確かに縁日なのにあまり華やかな感じはありませんね。どうしても薄暗い描写を好んで描くきらいがあります。余談ですが筆者の地元の方も割とこのような感じですね。
河合が神社で暮らすかというと、河合にも家族がいるため、中村も家には帰らせるでしょう(今は)。河合はアホになったと言われてからも、言われているということは目撃証言があるわけで、家から学校には普通にかよっています。想像される地獄、どんなでしたでしょうか。確かに現時点でも庄野に相当なことをされても平気な無邪気な素振りを見せていますからかなりの耐性はありますね。
じょじょに中村や河合、世界観に違和感が出るような造りにしてみました。こういう話は二回目が愉しかったりしますよね。犬の反応とか金魚の反応とか。
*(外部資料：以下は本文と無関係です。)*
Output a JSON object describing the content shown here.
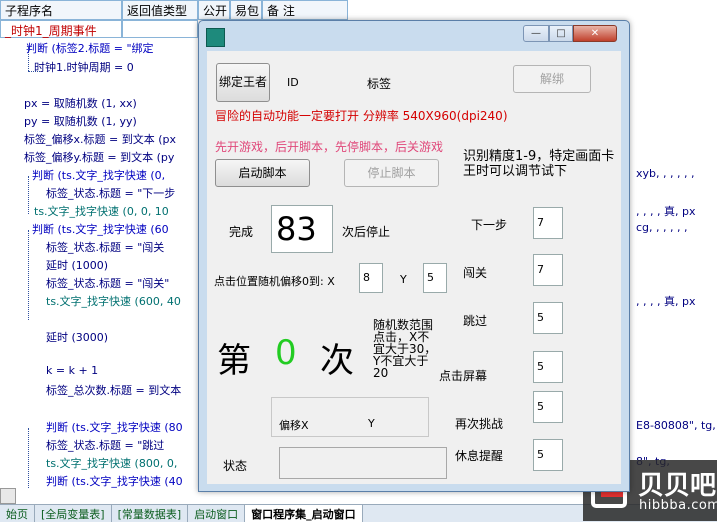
{
  "editor": {
    "headers": [
      "子程序名",
      "返回值类型",
      "公开",
      "易包",
      "备 注"
    ],
    "subroutine_name": "_时钟1_周期事件",
    "lines": [
      "判断 (标签2.标题 = \"绑定",
      "时钟1.时钟周期 = 0",
      "px = 取随机数 (1, xx)",
      "py = 取随机数 (1, yy)",
      "标签_偏移x.标题 = 到文本 (px",
      "标签_偏移y.标题 = 到文本 (py",
      "判断 (ts.文字_找字快速 (0,",
      "标签_状态.标题 = \"下一步",
      "ts.文字_找字快速 (0, 0, 10",
      "判断 (ts.文字_找字快速 (60",
      "标签_状态.标题 = \"闯关",
      "延时 (1000)",
      "标签_状态.标题 = \"闯关\"",
      "ts.文字_找字快速 (600, 40",
      "延时 (3000)",
      "k = k + 1",
      "标签_总次数.标题 = 到文本",
      "判断 (ts.文字_找字快速 (80",
      "标签_状态.标题 = \"跳过",
      "ts.文字_找字快速 (800, 0,",
      "判断 (ts.文字_找字快速 (40"
    ],
    "right_fragments": [
      "xyb, , , , , ,",
      ", , , , 真, px",
      "cg, , , , , ,",
      ", , , , 真, px",
      "E8-80808\", tg,",
      "8\", tg,"
    ],
    "tabs": [
      "始页",
      "[全局变量表]",
      "[常量数据表]",
      "启动窗口",
      "窗口程序集_启动窗口"
    ]
  },
  "watermark": {
    "brand": "贝贝吧",
    "url": "hibbba.com"
  },
  "window": {
    "controls": {
      "min": "—",
      "max": "□",
      "close": "✕"
    },
    "bind_button": "绑定王者",
    "id_label": "ID",
    "tag_label": "标签",
    "unbind_button": "解绑",
    "warning": "冒险的自动功能一定要打开 分辨率 540X960(dpi240)",
    "hint": "先开游戏，后开脚本，先停脚本，后关游戏",
    "precision_text": "识别精度1-9，特定画面卡王时可以调节试下",
    "start_button": "启动脚本",
    "stop_button": "停止脚本",
    "complete_label": "完成",
    "complete_count": "83",
    "stop_after": "次后停止",
    "offset_label": "点击位置随机偏移0到: X",
    "offset_x": "8",
    "y_label": "Y",
    "offset_y": "5",
    "counter_prefix": "第",
    "counter_value": "0",
    "counter_suffix": "次",
    "random_note": "随机数范围点击，X不宜大于30，Y不宜大于20",
    "click_screen": "点击屏幕",
    "offset_x_label": "偏移X",
    "offset_y_label": "Y",
    "status_label": "状态",
    "status_value": "",
    "settings": [
      {
        "label": "下一步",
        "value": "7"
      },
      {
        "label": "闯关",
        "value": "7"
      },
      {
        "label": "跳过",
        "value": "5"
      },
      {
        "label": "点击屏幕",
        "value": "5"
      },
      {
        "label": "再次挑战",
        "value": "5"
      },
      {
        "label": "休息提醒",
        "value": "5"
      }
    ]
  },
  "colors": {
    "warning": "#d40000",
    "hint": "#e0487a",
    "counter": "#22cc22"
  }
}
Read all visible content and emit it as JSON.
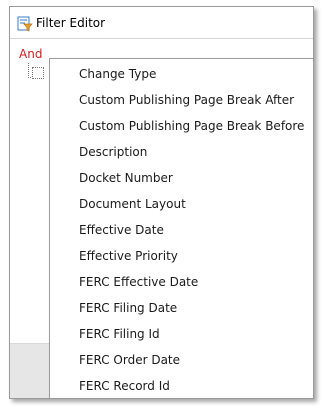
{
  "window": {
    "title": "Filter Editor"
  },
  "filter": {
    "group_operator": "And"
  },
  "dropdown": {
    "items": [
      "Change Type",
      "Custom Publishing Page Break After",
      "Custom Publishing Page Break Before",
      "Description",
      "Docket Number",
      "Document Layout",
      "Effective Date",
      "Effective Priority",
      "FERC Effective Date",
      "FERC Filing Date",
      "FERC Filing Id",
      "FERC Order Date",
      "FERC Record Id"
    ]
  },
  "colors": {
    "operator_text": "#cc2020",
    "icon_orange": "#e8a030",
    "icon_blue": "#3a78c8"
  },
  "icons": {
    "title": "filter-editor-icon"
  }
}
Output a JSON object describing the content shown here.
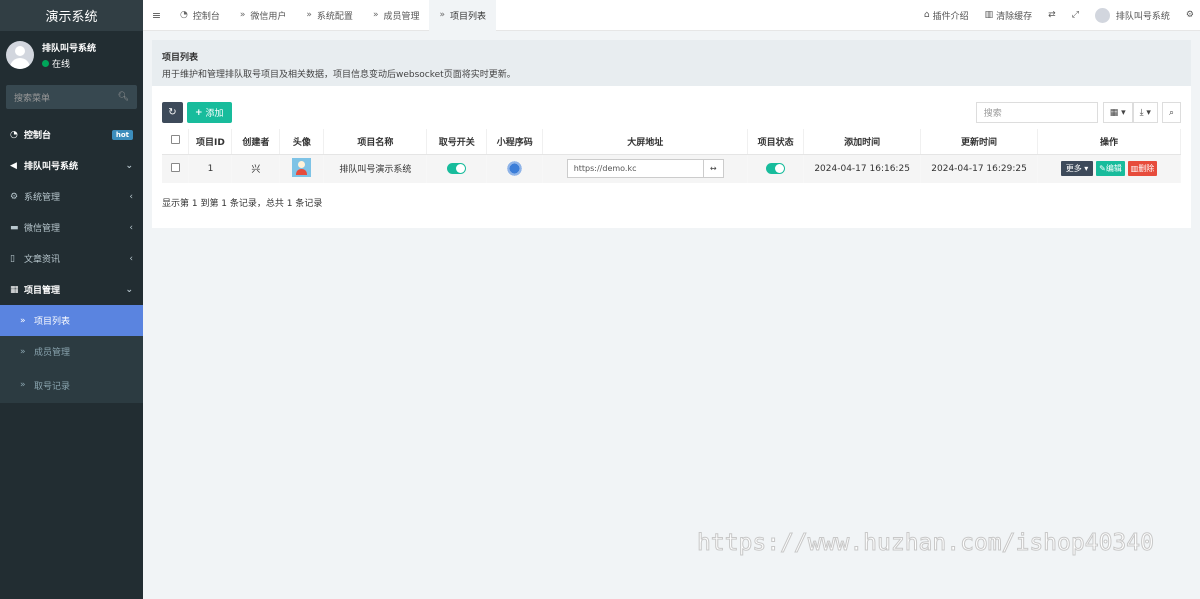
{
  "sidebar": {
    "title": "演示系统",
    "user": {
      "name": "排队叫号系统",
      "status": "在线"
    },
    "search_placeholder": "搜索菜单",
    "items": [
      {
        "label": "控制台",
        "badge": "hot",
        "icon": "dashboard-icon"
      },
      {
        "label": "排队叫号系统",
        "icon": "megaphone-icon",
        "expanded": true
      },
      {
        "label": "系统管理",
        "icon": "gears-icon"
      },
      {
        "label": "微信管理",
        "icon": "chat-icon"
      },
      {
        "label": "文章资讯",
        "icon": "file-icon"
      },
      {
        "label": "项目管理",
        "icon": "grid-icon",
        "expanded": true
      }
    ],
    "submenu": [
      {
        "label": "项目列表",
        "active": true
      },
      {
        "label": "成员管理"
      },
      {
        "label": "取号记录"
      }
    ]
  },
  "topbar": {
    "tabs": [
      {
        "label": "控制台",
        "icon": "dashboard-icon"
      },
      {
        "label": "微信用户",
        "icon": "chevron-double-right-icon"
      },
      {
        "label": "系统配置",
        "icon": "chevron-double-right-icon"
      },
      {
        "label": "成员管理",
        "icon": "chevron-double-right-icon"
      },
      {
        "label": "项目列表",
        "icon": "chevron-double-right-icon",
        "active": true
      }
    ],
    "right": {
      "plugin_intro": "插件介绍",
      "clear_cache": "清除缓存",
      "username": "排队叫号系统"
    }
  },
  "panel": {
    "title": "项目列表",
    "description": "用于维护和管理排队取号项目及相关数据，项目信息变动后websocket页面将实时更新。"
  },
  "toolbar": {
    "add_label": "添加",
    "search_placeholder": "搜索"
  },
  "table": {
    "headers": [
      "项目ID",
      "创建者",
      "头像",
      "项目名称",
      "取号开关",
      "小程序码",
      "大屏地址",
      "项目状态",
      "添加时间",
      "更新时间",
      "操作"
    ],
    "rows": [
      {
        "id": "1",
        "creator": "兴",
        "name": "排队叫号演示系统",
        "queue_switch": true,
        "screen_url": "https://demo.kc",
        "status": true,
        "created": "2024-04-17 16:16:25",
        "updated": "2024-04-17 16:29:25",
        "actions": {
          "more": "更多",
          "edit": "编辑",
          "delete": "删除"
        }
      }
    ]
  },
  "pager_info": "显示第 1 到第 1 条记录，总共 1 条记录",
  "watermark": "https://www.huzhan.com/ishop40340",
  "colors": {
    "sidebar_bg": "#222d32",
    "active_menu": "#5a84e0",
    "accent_green": "#18bc9c",
    "danger": "#e74c3c",
    "dark_btn": "#3d4a5a"
  }
}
真壁は河合が神社で事故に遭ったと聞いた時は、喜びと驚きと恐怖で舞い上がったでしょうね。真壁にとって河合が絶対上位者だったかというと、いじめやカーストの中。周囲から見たらそうなのですが、真壁って性格的に確実に河合のことを見下していたと思うので、精神的には絶対上位者だったかというと怪しいですね。真壁は、おそらく学校に行けるようになっていると思うので、学校に来ているアホになった河合も見ているかと思います。そして最上位の存在を感じている人間でもありますね。中村も河合も真壁も庄野も父も、それぞれ思うことはあるので、話は拡げられそうです。